Ce roman est sans conteste une réussite. Les avis sont unanimes et dithyrambiques. Et pourtant, je me suis arrêtée après en avoir lu très exactement la moitié. Pourquoi ? Difficile à dire. L'écriture est vibrante, l'histoire intéressante et originale, les pages hautes en couleurs. Seulement, j'ai eu du mal à me sentir à l'aise dans cet univers aride, dans ce village où les hommes sont rustres et les femmes cancanières (à une ou deux exeptions près). Par ailleurs, les fils de magie qui tissent ce roman m'ont dérangée : j'aime lorsque les règles du jeu sont bien définies (autrement dit, je préfère choisir de lire un Stephen King ou Harry Potter).

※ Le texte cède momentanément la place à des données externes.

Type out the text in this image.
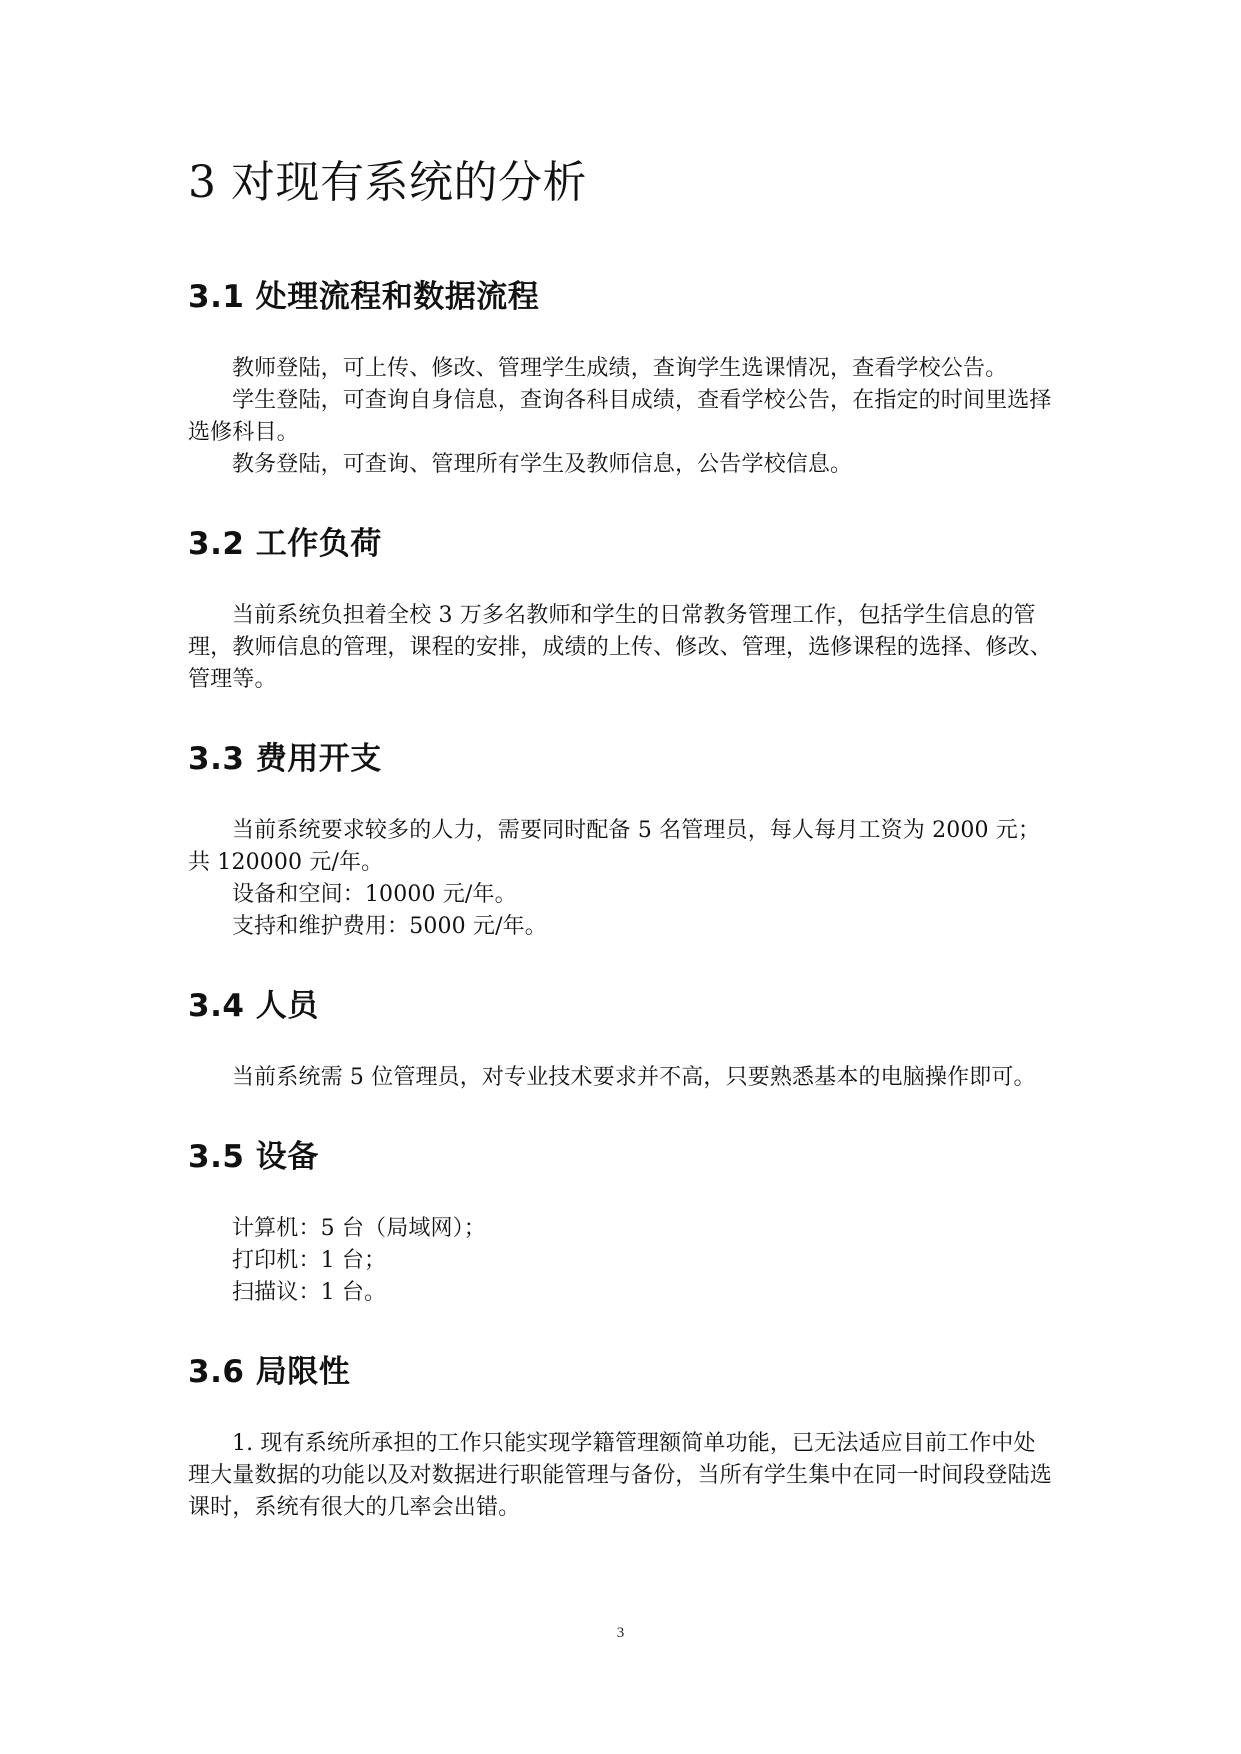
3 对现有系统的分析
3.1 处理流程和数据流程

教师登陆，可上传、修改、管理学生成绩，查询学生选课情况，查看学校公告。

学生登陆，可查询自身信息，查询各科目成绩，查看学校公告，在指定的时间里选择选修科目。

教务登陆，可查询、管理所有学生及教师信息，公告学校信息。

3.2 工作负荷

当前系统负担着全校 3 万多名教师和学生的日常教务管理工作，包括学生信息的管理，教师信息的管理，课程的安排，成绩的上传、修改、管理，选修课程的选择、修改、管理等。

3.3 费用开支

当前系统要求较多的人力，需要同时配备 5 名管理员，每人每月工资为 2000 元；共 120000 元/年。

设备和空间：10000 元/年。

支持和维护费用：5000 元/年。

3.4 人员

当前系统需 5 位管理员，对专业技术要求并不高，只要熟悉基本的电脑操作即可。

3.5 设备

计算机：5 台（局域网）；

打印机：1 台；

扫描议：1 台。

3.6 局限性

1. 现有系统所承担的工作只能实现学籍管理额简单功能，已无法适应目前工作中处理大量数据的功能以及对数据进行职能管理与备份，当所有学生集中在同一时间段登陆选课时，系统有很大的几率会出错。

3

Ici, il s'agit davantage de "dons" que de "pouvoirs" mais bon, je n'ai pas été convaincue par les codes empruntés aux contes et mêlés à une rude réalité. Je crois que ce qui m'a achevée, ce sont ces fichus combats de coqs : quelle horreur ! Comment des hommes peuvent-ils s'amuser à parier leurs biens et même leur femme sur ces combats bestiaux et cruels ?

Bref, j'ai laissé Frasquita et ses enfants prendre la route vers l'autre rive et je leur souhaite bon vent, peut-être en votre compagnie… si vous lisez d'autres avis comme ceux de : DdaLeiloona, clarabel, AliAnna, Amanda, Bellesahi, Emeraude (…)

J'espère vivement que Carole Martinez se lancera dans l'écriture d'un second roman dont le sujet m'intéressera davantage car sa plume a vraiment du caractère et son imagination a l'air d'être inépuisable !

Ed. Gallimard (Folio), fév. 2009, 442 p.